Information Landmine

"The Americans keep telling us how successful their system is. Then they remind us not to stray too far from our hotel at night." - An un-named EU trade representative quoted during international trade talks in Denver, Colorado, 1997.

Wednesday, June 18, 2008

Where there's a Will...

I'm often quite a fan of Will Hutton - the man makes an honest attempt to do joined up thinking about big issues without being either overly conventional or deliberately contrarian, and he writes well. Everyone, for example, should check out his book on China - The Writing on the Wall. (A lot's been made about the supposedly Western-centric nature of his focus on "enlightenment institutions", but I'm not really seeing it myself. As far as I can tell, he's happy with any institutions that would allow for more transparency and certainty of economic and political action in China. Whether they come couched in quotes from Voltaire and Hume is not really the issue.)

That said, there is a sort of men-in-suits-power-politics smugness to the man that occassionally gets right up my scruffy little student nose. Of course he'd probably be delighted about this, since it puts him right up there with J K Galbraith and John Maynard Keynes himself in his whole "us experts are here to provide enlightened government for you little folk" approach. They're not necessarily worng, but it can still make you want to punch them.

Anyway, this is all a preamble to talking about his recent piece where he whinges on about how those dreadful benighted oiks in Ireland have been lead astray by the forces of darkness and set the course of human progress an incalculable amount by voting no to the Lisbon treaty:

Eurosceptics celebrate a triumph of the little people against the Euro juggernaut. Ireland's 'no' vote against the treaty on the European constitution is, in such minds, the brave assertion of democracy against bureaucracy. The European elite in Brussels, with its dark plans to hobble Europeans everywhere, deserves a good kicking for producing an unloved, incomprehensible set of reforms. It has got it. Ireland has stood up for Europe.

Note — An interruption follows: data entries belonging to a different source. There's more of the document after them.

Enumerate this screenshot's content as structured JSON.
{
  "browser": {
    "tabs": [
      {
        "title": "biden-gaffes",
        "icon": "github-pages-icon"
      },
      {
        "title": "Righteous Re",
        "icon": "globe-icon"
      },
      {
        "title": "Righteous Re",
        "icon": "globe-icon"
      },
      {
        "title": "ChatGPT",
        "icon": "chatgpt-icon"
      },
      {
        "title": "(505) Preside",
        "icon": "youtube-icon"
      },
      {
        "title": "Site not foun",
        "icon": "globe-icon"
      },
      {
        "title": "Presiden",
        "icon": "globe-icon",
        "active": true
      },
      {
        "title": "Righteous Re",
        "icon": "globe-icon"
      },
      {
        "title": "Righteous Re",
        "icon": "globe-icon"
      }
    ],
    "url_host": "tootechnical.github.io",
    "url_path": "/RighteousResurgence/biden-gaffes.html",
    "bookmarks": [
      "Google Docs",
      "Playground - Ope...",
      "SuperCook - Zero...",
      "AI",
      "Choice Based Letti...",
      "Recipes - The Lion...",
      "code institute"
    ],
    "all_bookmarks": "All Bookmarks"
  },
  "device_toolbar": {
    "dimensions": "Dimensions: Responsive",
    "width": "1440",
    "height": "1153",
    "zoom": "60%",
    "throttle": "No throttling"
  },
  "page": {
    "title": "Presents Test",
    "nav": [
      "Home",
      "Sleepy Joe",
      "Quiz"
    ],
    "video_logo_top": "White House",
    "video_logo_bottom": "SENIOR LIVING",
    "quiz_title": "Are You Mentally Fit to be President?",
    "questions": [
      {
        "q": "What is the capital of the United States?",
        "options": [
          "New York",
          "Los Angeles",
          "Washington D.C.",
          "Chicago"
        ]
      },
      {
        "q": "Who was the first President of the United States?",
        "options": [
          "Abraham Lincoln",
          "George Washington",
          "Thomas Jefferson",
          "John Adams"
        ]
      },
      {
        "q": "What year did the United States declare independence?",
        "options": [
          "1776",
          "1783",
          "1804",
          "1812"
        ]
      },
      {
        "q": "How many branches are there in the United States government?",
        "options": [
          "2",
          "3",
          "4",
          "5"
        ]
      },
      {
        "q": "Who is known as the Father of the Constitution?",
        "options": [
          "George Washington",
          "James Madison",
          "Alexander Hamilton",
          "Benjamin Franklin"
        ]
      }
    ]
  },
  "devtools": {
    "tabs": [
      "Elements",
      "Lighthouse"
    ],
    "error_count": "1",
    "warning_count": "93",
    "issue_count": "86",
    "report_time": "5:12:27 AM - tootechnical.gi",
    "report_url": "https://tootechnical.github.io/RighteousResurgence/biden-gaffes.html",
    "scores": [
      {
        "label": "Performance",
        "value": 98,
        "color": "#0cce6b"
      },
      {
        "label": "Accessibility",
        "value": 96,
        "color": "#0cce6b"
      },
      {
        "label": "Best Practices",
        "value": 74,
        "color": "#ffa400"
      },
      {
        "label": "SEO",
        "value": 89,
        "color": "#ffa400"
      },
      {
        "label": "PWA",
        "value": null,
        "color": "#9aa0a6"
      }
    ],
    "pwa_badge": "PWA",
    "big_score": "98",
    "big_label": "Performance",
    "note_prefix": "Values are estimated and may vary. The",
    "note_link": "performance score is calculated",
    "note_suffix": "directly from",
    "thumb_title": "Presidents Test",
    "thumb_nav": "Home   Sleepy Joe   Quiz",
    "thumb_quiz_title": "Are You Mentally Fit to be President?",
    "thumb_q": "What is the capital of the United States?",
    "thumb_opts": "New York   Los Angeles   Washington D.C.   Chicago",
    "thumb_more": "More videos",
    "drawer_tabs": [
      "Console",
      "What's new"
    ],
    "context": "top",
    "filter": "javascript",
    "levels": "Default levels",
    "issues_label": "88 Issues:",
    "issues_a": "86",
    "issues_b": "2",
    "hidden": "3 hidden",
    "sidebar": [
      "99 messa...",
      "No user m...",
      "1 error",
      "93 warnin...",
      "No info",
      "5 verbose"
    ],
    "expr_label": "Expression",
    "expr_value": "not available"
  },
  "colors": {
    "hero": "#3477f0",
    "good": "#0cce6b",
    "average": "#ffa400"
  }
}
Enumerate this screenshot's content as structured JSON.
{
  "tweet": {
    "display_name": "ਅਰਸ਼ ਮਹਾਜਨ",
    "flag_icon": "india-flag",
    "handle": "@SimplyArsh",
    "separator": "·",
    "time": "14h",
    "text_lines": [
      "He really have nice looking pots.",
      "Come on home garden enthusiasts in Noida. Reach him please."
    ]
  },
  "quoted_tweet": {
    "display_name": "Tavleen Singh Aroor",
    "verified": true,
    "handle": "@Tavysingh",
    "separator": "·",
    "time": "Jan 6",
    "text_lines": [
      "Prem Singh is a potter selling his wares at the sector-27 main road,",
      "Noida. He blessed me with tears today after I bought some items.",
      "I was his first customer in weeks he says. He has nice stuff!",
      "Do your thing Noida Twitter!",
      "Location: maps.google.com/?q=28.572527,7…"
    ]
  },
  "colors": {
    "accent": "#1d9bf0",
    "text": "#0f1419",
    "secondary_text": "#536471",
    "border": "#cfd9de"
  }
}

This is nonsense from top to bottom, a farrago of lies and disinformation. The European Union is a painfully constructed and fragile skein of compromises that allows 27 democratic states on our shared continent to come together and drive forward areas of common interest to further their citizens' well-being. The elite that plots this is a nonexistent phantom invented by populist demagogues. The beleaguered, unloved treaty would have improved Europe's effectiveness and tried to address its much talked about democratic weaknesses.

The reality is that Ireland's 'no' voters have trashed an EU that is precious but weak. Most 'no' voters, grabbing on to the worst fear rather than reasoned fact, have unknowingly set in train a political dynamic that, unless carefully handled, could lead not just to Ireland but Britain leaving the EU. Everybody will be the poorer.

And so on.

What annoys me about this isn't so much that I think he's wrong about Europe, as that he moves so quickly to dismiss all the popular concerns about it as just so much parochial piffle. Populist phantom? Really? I mean, if there really was absolutely elite bureaucracy handing out favours to its mates in the European Parliament, that'd make the institution pretty much a unique case in the history of government.

Doubtless I sound like a dreadful hick, but the EU looks to me to be encouraging as much shameless venality as the average opaque-institution-in-a-position-to-hand-out-big-favours. Just today Europe's leading IP experts have sent a joint letter to Barroso telling him to stop handing out special favours to big music at the expense of economic efficiency and the general public good, so at least on the things I know about, it looks like business as usual.

Those who really want European integration to succeed need to get started on making it more accountable, transparent and democratic, instead of just sitting there whinging about how all the little people don't know what's good for them.